I’ve asked some of the authors of the books in the book list to tell us a little bit about themselves and how they wrote their books.
Introducing: Menucha Chana Levin, whose books The Youngest Bride and The Castle Builders appear in the Jewish history section.
I have connections to three continents – born in Africa (Cape Town), raised in North America (small towns in Canada) and now live in Asia (Jerusalem).
At school my favorite subjects were English (creative writing, not grammar)and history.
I still read everything. When I’m desperate I’ll read the backs of cereal boxes, shampoo bottles, even the sports page. Now living in Israel, though my Hebrew reading is far from great, I have taught
myself to read ads posted at bus stops and in magazines.

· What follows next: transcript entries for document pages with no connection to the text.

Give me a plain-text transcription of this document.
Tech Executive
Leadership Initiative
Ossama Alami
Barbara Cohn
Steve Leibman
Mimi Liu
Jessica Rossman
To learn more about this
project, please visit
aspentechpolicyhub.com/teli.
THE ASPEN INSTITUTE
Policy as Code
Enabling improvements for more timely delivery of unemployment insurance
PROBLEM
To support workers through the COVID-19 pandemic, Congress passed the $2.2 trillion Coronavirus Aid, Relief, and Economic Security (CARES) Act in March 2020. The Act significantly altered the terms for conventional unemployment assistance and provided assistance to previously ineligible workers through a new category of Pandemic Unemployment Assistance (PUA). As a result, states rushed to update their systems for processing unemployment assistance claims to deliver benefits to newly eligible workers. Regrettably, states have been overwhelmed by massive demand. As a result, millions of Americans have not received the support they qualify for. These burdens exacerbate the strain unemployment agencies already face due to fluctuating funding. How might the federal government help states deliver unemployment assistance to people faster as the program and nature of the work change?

Although I started writing stories at age five, I only got published after making aliyah 23 years ago. As the old Yiddish saying goes, ‘When you change your spot, you change your luck.’ I began with short stories and articles, then graduated to a novel. I didn’t have a computer back then, so wrote it all by hand in several notebooks.
Although that story ‘Someone for Elisheva’ was not published as I first wrote it, several years later I transplanted some of the characters into my novel ‘A Family for Frayda.’
While recuperating from hepatitis, in six weeks I wrote my novel called ‘The Youngest Bride’. It was based on an old family story about my great-grandmother who was married as a child to save her young husband from being conscripted into the Russian army. For a short time they did not draft married men, no matter how young they were. The story always intrigued me. How did my little ancestor feel when she grew up and realized she was already married? Unfortunately that part of the story did not get handed down so I had to fictionalize it, plus add other family stories I’d heard from my mother.
A few years later, I wrote ‘The Castle Builders’ about four women friends, all Holocaust survivors, who find it too painful to discuss their horrific pasts.
‘The Castle Builders’ was written in tribute to those who managed to survive and rebuild their lives and in memory of my grandparents, among the six million kedoshim, who sadly did not. My own father zt’l escaped from Europe one month before World War Two. If he had not, I would not be here writing my novels.